China’s search engine pioneer unveils open source large language model to rival OpenAI

In February, Sogou founder Wang Xiaochuan said on Weibo that “China needs its own OpenAI.” The Chinese entrepreneur is now inching closer to his dream as his nascent startup Baichuan Intelligence rolled out its next-generation large language model Baichuan-13B today.

Baichuan is being touted as one of China’s most promising LLM developers, thanks to its founder’s storied past as a computer science prodigy from Tsinghua University and founding the search engine provider Sogou, which was later acquired by Tencent.

Wang stepped down from Sogou in late 2021. As ChatGPT took the world by storm, the entrepreneur launched Baichuan in April and quickly pocketed $50 million in financing from a group of angel investors.

Like other homegrown LLMs of China, Baichuan, a 13 billion-parameter model based on the Transformer architecture (which also undergirds GPT), is trained on Chinese and English data. (Parameters refer to variables that the model uses to generate and analyze text.) The model is open source and optimized for commercial application, according to its GitHub page.

Baichuan-13 is trained on 1.4 trillion tokens. In comparison, Meta’s LLaMa uses 1 trillion tokens in its 13 billion-parameter model. Wang previously said in an interview that his startup was on track to release a large-scale model comparable to OpenAI’s GPT-3.5 by the end of this year.

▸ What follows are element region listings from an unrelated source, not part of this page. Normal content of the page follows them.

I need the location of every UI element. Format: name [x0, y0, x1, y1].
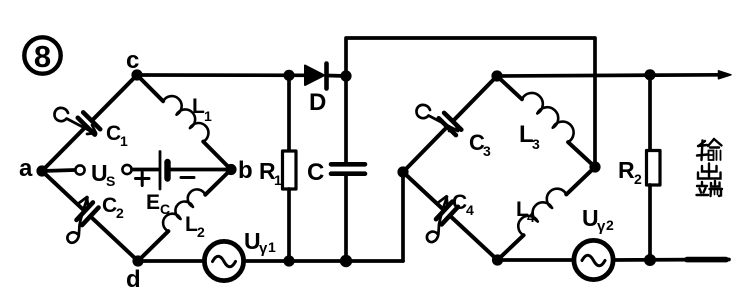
svg-text:D: D — [309, 89, 326, 116]
svg-text:R: R — [618, 157, 635, 183]
svg-text:E: E — [146, 191, 160, 214]
svg-text:1: 1 — [120, 133, 128, 149]
svg-text:C: C — [102, 194, 117, 217]
svg-text:2: 2 — [116, 205, 124, 221]
svg-text:b: b — [238, 157, 253, 184]
svg-text:3: 3 — [532, 136, 540, 152]
svg-text:c: c — [126, 47, 139, 74]
svg-text:4: 4 — [527, 209, 535, 225]
svg-text:4: 4 — [466, 202, 474, 218]
svg-text:3: 3 — [483, 143, 491, 159]
svg-text:γ: γ — [597, 218, 606, 235]
svg-text:2: 2 — [634, 171, 642, 187]
svg-text:C: C — [452, 191, 467, 214]
svg-text:8: 8 — [34, 39, 51, 74]
svg-text:1: 1 — [268, 239, 276, 255]
svg-text:d: d — [126, 266, 141, 293]
svg-text:S: S — [106, 173, 115, 189]
svg-text:2: 2 — [197, 224, 205, 240]
svg-text:2: 2 — [606, 217, 614, 233]
svg-text:C: C — [307, 159, 324, 186]
svg-text:1: 1 — [274, 172, 282, 188]
svg-text:a: a — [19, 155, 33, 182]
svg-text:1: 1 — [204, 108, 212, 124]
svg-text:C: C — [106, 122, 121, 145]
svg-text:γ: γ — [259, 240, 268, 257]
svg-text:C: C — [160, 201, 170, 217]
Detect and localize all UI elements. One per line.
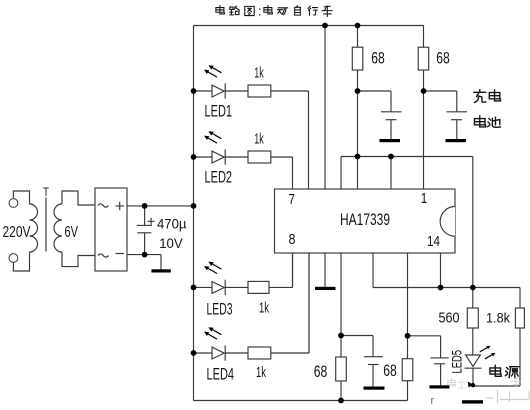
svg-text:7: 7 [289,191,296,208]
svg-text::: : [258,3,262,18]
svg-text:14: 14 [427,233,440,250]
svg-text:10V: 10V [159,236,183,251]
svg-text:LED2: LED2 [205,167,233,186]
svg-text:220V: 220V [3,224,31,241]
svg-text:1k: 1k [259,300,269,317]
svg-text:r: r [431,395,435,407]
svg-text:1: 1 [421,190,428,207]
svg-text:470µ: 470µ [157,216,187,231]
svg-text:T: T [43,185,50,199]
svg-text:1k: 1k [256,364,266,381]
svg-text:68: 68 [371,49,385,68]
svg-text:6V: 6V [65,224,79,241]
svg-text:LED1: LED1 [205,101,233,120]
svg-text:68: 68 [314,362,328,381]
svg-text:1.8k: 1.8k [486,309,511,325]
svg-text:LED4: LED4 [207,365,235,384]
svg-text:1k: 1k [254,131,264,148]
svg-text:HA17339: HA17339 [340,210,390,229]
svg-text:68: 68 [436,49,450,68]
svg-text:1k: 1k [254,65,264,82]
svg-text:LED3: LED3 [207,300,233,319]
svg-text:68: 68 [383,361,397,380]
svg-text:560: 560 [439,309,460,326]
svg-text:LED5: LED5 [449,350,465,374]
svg-text:8: 8 [289,231,296,248]
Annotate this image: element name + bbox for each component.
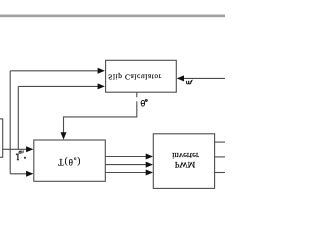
wire T-block to PWM a [105,156,148,158]
label T(theta-e) (flipped) [58,156,81,167]
wire iqs* to T-block [10,173,28,175]
slip calculator box [106,60,177,92]
wire ids* from left box to T-block [3,148,29,150]
arrowhead into PWM c [146,170,153,176]
wire wr input [182,77,225,79]
wire T-block to PWM c [105,172,148,174]
arrowhead into T-block left lower [26,171,33,177]
wire PWM output a [215,141,225,143]
PWM inverter box [153,134,214,189]
label theta-e (flipped, drawn) [141,99,147,106]
wire ids* to slip calculator [18,85,99,87]
wire PWM output b [215,156,225,158]
arrowhead into slip calculator bottom [98,83,105,89]
svg-text:T(θe): T(θe) [58,156,81,167]
arrowhead into T-block left upper [26,146,33,152]
top rule (gray separator line) [0,15,225,17]
svg-text:Slip Calculator: Slip Calculator [108,73,162,82]
arrowhead wr into slip calculator right [177,75,184,81]
arrowhead into PWM b [146,162,153,168]
left box (speed controller, cut off at image edge) [0,119,3,157]
label PWM (flipped) [175,160,196,170]
label Slip Calculator (flipped) [108,73,162,82]
arrowhead theta-e into T-block top [61,132,67,139]
wire iqs* vertical trunk [9,71,11,174]
label omega-r (flipped, drawn) [187,80,193,84]
label inverter (flipped) [172,151,199,161]
label Ids-star (flipped, drawn) [17,150,24,159]
arrowhead into PWM a [146,154,153,160]
wire iqs* to slip calculator [10,70,99,72]
wire ids* vertical trunk [17,86,19,149]
wire PWM output c [215,172,225,174]
wire theta-e from slip calculator to T-block [64,92,137,134]
wire T-block to PWM b [105,164,148,166]
svg-text:inverter: inverter [172,151,199,161]
T(theta-e) transformation box [34,140,106,181]
arrowhead into slip calculator top [98,68,105,74]
label Ids-star blob and star-dot [16,154,17,156]
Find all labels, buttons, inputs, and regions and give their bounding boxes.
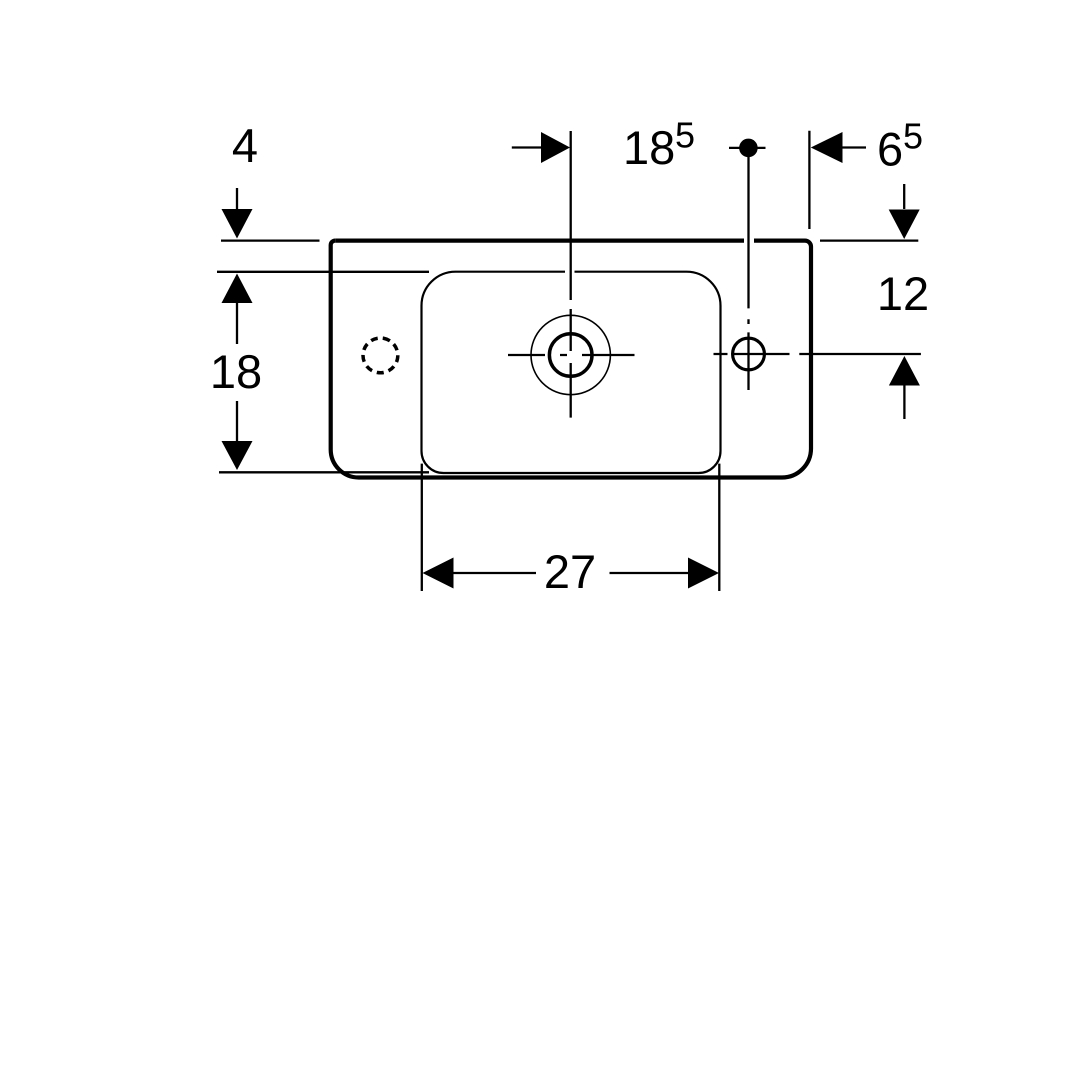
svg-text:12: 12 — [877, 267, 929, 320]
tap hole thick ring — [549, 334, 592, 377]
dimension 27: left arrow — [423, 558, 454, 589]
tap hole horizontal centerline — [508, 354, 635, 356]
svg-text:4: 4 — [232, 119, 258, 172]
dimension 18.5: right-pointing arrow — [512, 146, 542, 148]
dimension 12: top extension line — [820, 239, 918, 241]
dimension 12: down arrow — [903, 184, 905, 209]
svg-text:5: 5 — [903, 116, 923, 157]
dimension 4: down arrow — [236, 188, 238, 211]
dimension 18: top extension line — [217, 271, 429, 273]
washbasin outer outline — [335, 239, 744, 243]
right hole vertical centerline — [747, 157, 749, 390]
dimension 4: top extension line — [221, 239, 320, 241]
hole axis dot crossline — [729, 147, 766, 149]
dimension 27: right extension line — [718, 464, 720, 591]
dimension 6.5: left-pointing arrow — [811, 132, 843, 163]
dimension 27: right arrow — [610, 572, 689, 574]
dimension 27: left extension line — [421, 464, 423, 591]
dashed overflow circle — [360, 335, 400, 375]
tap hole outer thin circle — [531, 315, 610, 394]
hole axis dot — [739, 139, 758, 158]
dimension 12: up arrow — [889, 356, 920, 386]
right hole horizontal centerline — [714, 353, 790, 355]
dimension 12: bottom extension line — [799, 353, 921, 355]
svg-text:27: 27 — [544, 545, 596, 598]
dimension 18: down arrow — [236, 401, 238, 442]
svg-text:18: 18 — [623, 121, 675, 174]
right hole circle — [733, 338, 765, 370]
dimension 18: bottom extension line — [219, 471, 429, 473]
svg-text:6: 6 — [877, 123, 903, 176]
inner bowl outline — [456, 271, 566, 273]
svg-text:18: 18 — [210, 345, 262, 398]
tap hole vertical centerline — [570, 131, 572, 418]
dimension 18: up arrow — [222, 274, 253, 304]
right edge extension line (vertical) — [808, 131, 810, 229]
svg-text:5: 5 — [675, 115, 695, 156]
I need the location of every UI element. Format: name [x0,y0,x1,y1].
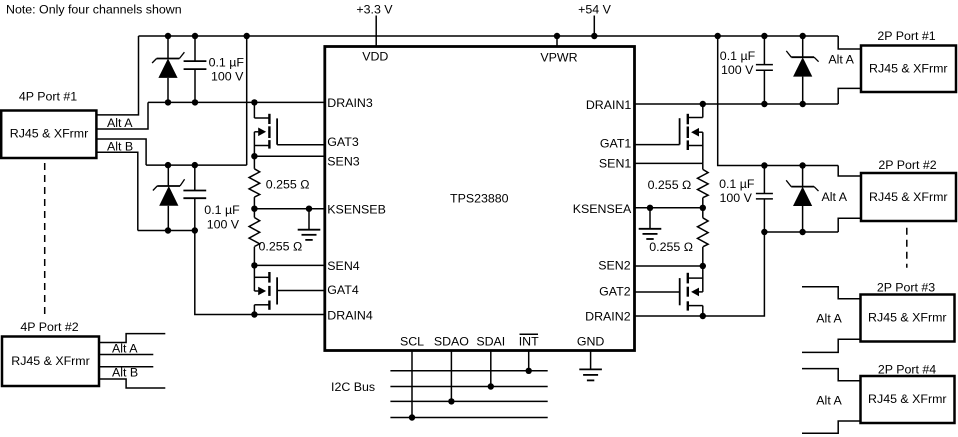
wire Alt B section feed vertical [246,36,248,165]
junction cap C3 top on rail [761,33,767,39]
junction cap C2 top [192,162,198,168]
svg-text:SEN2: SEN2 [598,259,630,273]
svg-text:4P Port #2: 4P Port #2 [20,320,78,334]
svg-text:SEN4: SEN4 [327,259,359,273]
junction cap C4 bottom [761,229,767,235]
wire Alt B lower down to bottom rail [96,152,137,230]
svg-text:RJ45 & XFrmr: RJ45 & XFrmr [868,392,946,406]
ground (KSENSEB) [298,209,321,240]
ground (KSENSEA) [639,208,662,239]
svg-text:KSENSEA: KSENSEA [573,202,632,216]
wire DRAIN3 rail [148,101,325,103]
junction SEN4 [251,262,257,268]
wire DRAIN2 to port 2 lower rail [635,232,765,316]
junction diode D1 top on rail [165,33,171,39]
svg-text:Alt A: Alt A [822,190,848,204]
wire 2P Port #1 top stub [838,36,861,49]
junction Q2 drain on DRAIN2 [700,313,706,319]
wire +54V down to top rail [593,16,595,37]
wire VPWR to top rail [556,36,558,47]
wire GAT4 [277,290,325,292]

Having started only three months ago, Baichuan has already achieved a notable speed of development. By the end of April, the team had grown to 50 people, and in June, it rolled out its first LLM, the pre-training model Baichuan-7B which boasts 7 billion parameters.

Now, the foundational model Baichuan-13B is available for free to academics and developers who have received official approval to use it for commercial purposes. Importantly, in the age of U.S. AI chip sanctions on China, the model offers variations that can run on consumer-grade hardware, including Nvidia’s 3090 graphic cards.

Other Chinese firms that have invested heavily in large language models include the search engine giant Baidu; Zhipu.ai, a spinoff of Tsinghua University led by Professor Tang Jie; as well as the research institute IDEA led by Harry Shum, who co-founded Microsoft Research Asia.

China’s large language models are rapidly emerging as the country prepares to implement some of the world’s most stringent AI regulations. As reported by the Financial Times, China is expected to draw up regulations for generative AI with a particular focus on content, indicating more stepped-up control than the rules introduced in April. Companies may also need to obtain a license before launching large language models, which could slow down China’s efforts to compete with the U.S. in the nascent industry.